# 2

Crossposted from the AI Alignment Forum. May contain more technical jargon than usual.

I've maintained a consistent focus on the approximable when it comes to idealized theories of intelligence. I don't care much how long it takes to converge, but if there \emph{is} no convergent approximation, I figure all bets are off. This is somewhat nonstandard.

There are many levels at which we could focus attention. The real target for algorithms is, of course, practical utility. This has several proxies, including polynomial-time computability and polynomial-time approximability (of various kinds).

Going beyond this, we could focus on computable distriutions (IE, distributions which can be approximated to any desired epsilon by a terminating algorithm); distributions which can be approximated from below, from above, or both; and my typical choice, that which has a convergent approximation at all.
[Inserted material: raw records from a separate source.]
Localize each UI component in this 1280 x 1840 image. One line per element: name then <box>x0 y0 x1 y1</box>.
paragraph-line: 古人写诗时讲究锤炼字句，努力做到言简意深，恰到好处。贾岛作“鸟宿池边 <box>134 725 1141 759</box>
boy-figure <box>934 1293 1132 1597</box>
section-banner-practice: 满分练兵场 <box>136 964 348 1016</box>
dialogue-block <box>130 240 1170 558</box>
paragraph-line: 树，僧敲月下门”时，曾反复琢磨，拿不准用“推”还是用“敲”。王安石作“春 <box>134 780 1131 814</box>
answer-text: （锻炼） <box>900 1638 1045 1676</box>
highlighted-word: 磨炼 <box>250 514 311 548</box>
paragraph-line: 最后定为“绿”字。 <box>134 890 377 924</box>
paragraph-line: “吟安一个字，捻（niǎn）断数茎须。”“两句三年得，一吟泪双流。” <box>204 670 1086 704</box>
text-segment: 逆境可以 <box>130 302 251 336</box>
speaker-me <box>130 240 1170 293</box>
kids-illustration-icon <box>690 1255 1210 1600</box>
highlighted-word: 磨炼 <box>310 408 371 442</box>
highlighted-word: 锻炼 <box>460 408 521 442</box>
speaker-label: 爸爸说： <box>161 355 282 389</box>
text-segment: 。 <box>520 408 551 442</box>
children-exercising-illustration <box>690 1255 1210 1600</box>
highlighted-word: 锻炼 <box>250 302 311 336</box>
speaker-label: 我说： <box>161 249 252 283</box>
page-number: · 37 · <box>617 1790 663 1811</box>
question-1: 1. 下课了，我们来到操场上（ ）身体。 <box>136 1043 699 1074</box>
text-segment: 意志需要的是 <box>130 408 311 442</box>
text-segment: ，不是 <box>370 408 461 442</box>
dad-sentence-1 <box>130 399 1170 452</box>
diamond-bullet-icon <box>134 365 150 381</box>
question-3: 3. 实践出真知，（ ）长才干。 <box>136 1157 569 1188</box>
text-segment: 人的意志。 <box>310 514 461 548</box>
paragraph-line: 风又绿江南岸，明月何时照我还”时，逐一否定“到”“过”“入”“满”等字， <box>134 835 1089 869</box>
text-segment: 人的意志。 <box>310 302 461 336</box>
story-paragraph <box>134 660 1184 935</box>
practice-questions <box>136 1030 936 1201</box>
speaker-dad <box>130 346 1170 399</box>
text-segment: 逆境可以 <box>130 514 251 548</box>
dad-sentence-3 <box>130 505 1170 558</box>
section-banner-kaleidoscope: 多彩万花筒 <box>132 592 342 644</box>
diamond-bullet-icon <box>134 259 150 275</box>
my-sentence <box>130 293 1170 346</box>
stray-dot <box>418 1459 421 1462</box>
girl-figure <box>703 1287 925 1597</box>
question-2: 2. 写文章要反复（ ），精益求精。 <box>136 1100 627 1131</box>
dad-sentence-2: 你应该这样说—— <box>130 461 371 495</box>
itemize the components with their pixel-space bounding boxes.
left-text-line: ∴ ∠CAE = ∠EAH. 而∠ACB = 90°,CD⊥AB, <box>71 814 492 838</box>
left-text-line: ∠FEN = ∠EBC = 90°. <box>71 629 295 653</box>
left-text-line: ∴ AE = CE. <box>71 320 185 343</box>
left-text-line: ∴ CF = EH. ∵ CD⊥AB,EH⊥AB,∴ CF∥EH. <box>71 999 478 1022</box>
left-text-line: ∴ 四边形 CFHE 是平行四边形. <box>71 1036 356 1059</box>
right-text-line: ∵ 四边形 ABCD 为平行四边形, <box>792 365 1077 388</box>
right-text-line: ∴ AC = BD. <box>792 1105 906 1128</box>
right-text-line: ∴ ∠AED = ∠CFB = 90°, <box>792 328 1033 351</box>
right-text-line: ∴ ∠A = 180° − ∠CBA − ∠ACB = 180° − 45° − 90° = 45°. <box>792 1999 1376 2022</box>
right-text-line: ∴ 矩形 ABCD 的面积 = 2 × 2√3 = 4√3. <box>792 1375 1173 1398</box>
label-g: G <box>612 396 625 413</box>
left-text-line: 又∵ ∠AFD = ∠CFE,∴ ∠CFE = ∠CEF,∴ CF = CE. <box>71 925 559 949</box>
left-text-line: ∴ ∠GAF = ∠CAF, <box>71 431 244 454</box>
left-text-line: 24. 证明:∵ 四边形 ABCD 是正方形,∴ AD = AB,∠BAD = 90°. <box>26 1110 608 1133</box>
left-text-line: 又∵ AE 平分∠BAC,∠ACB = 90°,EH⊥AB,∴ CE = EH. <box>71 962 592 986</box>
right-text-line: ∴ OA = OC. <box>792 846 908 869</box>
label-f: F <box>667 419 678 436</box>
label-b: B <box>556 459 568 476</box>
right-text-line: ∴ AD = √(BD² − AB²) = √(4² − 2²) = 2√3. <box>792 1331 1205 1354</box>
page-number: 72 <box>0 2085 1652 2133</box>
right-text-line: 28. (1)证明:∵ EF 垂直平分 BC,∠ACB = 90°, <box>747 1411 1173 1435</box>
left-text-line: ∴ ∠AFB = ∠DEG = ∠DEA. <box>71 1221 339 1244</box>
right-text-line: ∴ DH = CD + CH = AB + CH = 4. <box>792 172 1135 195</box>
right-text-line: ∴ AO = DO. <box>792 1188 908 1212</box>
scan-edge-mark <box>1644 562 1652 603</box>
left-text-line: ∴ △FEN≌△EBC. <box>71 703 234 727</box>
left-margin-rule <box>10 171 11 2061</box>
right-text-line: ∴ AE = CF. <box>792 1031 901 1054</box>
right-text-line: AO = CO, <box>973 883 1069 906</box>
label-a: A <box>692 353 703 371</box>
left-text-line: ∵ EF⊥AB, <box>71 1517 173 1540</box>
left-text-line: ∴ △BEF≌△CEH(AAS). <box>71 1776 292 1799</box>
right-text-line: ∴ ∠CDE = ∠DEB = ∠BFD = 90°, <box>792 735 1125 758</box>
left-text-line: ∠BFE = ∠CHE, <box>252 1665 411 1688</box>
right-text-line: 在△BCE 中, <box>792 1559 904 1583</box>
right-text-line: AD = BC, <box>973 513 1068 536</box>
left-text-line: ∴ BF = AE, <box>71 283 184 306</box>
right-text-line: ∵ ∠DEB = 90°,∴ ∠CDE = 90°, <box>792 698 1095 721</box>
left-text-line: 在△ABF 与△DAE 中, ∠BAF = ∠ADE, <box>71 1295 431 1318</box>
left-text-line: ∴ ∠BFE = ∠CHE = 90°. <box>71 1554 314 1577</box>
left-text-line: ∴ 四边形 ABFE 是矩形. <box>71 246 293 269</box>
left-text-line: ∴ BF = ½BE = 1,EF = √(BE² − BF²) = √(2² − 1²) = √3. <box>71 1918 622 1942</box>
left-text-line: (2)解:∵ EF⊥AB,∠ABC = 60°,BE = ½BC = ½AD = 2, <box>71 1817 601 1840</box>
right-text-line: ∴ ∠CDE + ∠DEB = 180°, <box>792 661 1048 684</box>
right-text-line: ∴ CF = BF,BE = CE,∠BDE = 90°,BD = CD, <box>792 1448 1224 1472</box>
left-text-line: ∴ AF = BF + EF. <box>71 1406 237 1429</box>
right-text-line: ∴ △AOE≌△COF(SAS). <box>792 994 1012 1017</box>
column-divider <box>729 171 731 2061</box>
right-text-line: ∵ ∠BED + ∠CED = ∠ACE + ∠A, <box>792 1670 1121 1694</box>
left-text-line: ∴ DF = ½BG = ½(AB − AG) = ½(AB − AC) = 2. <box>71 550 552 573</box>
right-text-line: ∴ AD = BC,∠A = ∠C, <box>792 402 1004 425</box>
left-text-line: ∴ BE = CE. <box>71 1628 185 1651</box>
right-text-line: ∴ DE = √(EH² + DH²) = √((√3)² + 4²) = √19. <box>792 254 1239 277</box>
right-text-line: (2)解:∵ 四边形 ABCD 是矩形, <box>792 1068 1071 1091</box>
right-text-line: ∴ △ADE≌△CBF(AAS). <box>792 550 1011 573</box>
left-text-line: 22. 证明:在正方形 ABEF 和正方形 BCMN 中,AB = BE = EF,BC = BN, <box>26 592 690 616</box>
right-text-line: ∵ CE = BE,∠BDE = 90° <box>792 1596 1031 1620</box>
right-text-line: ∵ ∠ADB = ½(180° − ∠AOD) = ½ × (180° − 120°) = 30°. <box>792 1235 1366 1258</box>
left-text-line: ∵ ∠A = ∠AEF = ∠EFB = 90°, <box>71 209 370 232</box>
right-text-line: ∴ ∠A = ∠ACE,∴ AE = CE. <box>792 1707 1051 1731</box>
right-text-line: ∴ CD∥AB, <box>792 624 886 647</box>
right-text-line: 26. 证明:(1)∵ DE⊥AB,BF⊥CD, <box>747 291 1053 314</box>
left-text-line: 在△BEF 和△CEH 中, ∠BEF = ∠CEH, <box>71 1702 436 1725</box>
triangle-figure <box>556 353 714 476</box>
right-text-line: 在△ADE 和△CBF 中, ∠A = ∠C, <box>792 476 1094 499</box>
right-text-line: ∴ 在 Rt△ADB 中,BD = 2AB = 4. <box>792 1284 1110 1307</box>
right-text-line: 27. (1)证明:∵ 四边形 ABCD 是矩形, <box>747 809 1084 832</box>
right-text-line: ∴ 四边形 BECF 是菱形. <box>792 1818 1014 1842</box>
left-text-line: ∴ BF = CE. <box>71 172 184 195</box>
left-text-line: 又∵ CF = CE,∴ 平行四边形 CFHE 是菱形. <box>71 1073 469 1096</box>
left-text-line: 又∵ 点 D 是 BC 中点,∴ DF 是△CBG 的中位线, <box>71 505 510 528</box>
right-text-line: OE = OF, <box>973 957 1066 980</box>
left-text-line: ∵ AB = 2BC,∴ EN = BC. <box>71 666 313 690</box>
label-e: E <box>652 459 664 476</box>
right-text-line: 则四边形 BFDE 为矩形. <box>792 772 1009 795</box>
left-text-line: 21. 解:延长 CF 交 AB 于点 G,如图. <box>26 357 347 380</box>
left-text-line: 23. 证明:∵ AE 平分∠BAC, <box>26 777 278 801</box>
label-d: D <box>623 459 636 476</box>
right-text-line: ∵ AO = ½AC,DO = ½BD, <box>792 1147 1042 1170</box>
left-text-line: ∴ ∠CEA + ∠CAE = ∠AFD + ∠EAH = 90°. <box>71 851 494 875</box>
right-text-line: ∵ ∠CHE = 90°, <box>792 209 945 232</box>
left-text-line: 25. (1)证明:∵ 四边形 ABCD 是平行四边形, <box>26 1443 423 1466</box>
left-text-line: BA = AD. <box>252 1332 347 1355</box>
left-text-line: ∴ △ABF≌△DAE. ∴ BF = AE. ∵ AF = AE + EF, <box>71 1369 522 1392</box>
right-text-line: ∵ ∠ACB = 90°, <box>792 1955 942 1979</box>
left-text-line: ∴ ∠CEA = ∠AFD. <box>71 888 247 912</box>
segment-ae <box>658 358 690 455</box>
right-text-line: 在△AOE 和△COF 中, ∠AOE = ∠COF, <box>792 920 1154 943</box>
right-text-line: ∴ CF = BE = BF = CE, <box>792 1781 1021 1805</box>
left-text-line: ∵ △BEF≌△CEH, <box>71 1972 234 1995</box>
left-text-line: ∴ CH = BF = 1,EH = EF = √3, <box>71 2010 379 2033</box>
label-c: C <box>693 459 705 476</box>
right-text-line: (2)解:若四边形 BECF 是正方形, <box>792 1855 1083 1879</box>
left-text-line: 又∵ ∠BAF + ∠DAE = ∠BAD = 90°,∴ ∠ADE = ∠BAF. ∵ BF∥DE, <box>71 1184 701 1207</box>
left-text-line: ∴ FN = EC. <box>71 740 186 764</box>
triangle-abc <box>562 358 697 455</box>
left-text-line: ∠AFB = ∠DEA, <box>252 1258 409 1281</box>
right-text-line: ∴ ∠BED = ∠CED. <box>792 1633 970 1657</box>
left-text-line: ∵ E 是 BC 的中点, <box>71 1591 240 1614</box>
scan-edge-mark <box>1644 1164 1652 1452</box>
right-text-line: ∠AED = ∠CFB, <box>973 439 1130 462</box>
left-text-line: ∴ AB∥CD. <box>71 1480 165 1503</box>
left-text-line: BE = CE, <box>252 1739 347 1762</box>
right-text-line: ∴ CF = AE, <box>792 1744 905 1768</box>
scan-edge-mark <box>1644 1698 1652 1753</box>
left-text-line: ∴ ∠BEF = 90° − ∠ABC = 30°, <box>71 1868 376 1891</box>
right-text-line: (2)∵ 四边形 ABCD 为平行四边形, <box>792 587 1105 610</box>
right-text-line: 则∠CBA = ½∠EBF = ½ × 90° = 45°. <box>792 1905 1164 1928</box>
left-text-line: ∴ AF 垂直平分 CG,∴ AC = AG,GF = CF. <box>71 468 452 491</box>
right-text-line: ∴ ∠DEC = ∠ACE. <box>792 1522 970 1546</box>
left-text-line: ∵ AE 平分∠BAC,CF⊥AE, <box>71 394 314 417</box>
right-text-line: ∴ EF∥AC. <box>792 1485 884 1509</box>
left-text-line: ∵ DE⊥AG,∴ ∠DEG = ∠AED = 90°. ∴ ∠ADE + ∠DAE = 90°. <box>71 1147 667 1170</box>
It is also perfectly reasonable in some cases to go to even broader levels. For example, we might have approximable agents which are indexed by ordinals, such that higher ordinals are strictly better in some sense, but we cannot take the limit to give a single approximable super-agent better than all in the set. Rather than computations that converge to a theoretical ideal, we are now forced to choose some sufficiently high ordinal and approximate that. This kind of agent is effectively one Turing jump higher than mere approximability.

It is also possible to consider agents which encompass the whole arithmetic hierarchy, or the analytic hierarchy, or agents which have perfect knowledge of set theory, and so on.

Each of these levels gives rise to a significantly different landscape of possibilities. Our hope with any level we choose is that we can derive useful insights to apply at the practical level. However, the phenomena at each level are significantly different. A path may look promising when examined at one level and impossible when examined at another.

The example of this which I have in mind is the reflective oracle result, which intuitively tells us that it is possible for a rational Bayesian agent to understand environments which include equally-powerful agents, so long as we define a special self-reference call into the agent and allow the agents to take on mixed strategies in a way that makes consistent self-reference possible.

The method, however, is not approximable. I don't know exactly what happens when we try to put it into the realm of approximability, but we might instead find that no such thing is possible. This might lead us to have a very different feeling of what is possible at the practical level.

The level of approximability seems somewhat special to me in that anything less seems to give up quite a bit, and anything more seems difficult to connect with reality. I don't want to make my message here too strong, though; it seems the important thing is to be aware of the different computational levels we can work at and their connection to reality.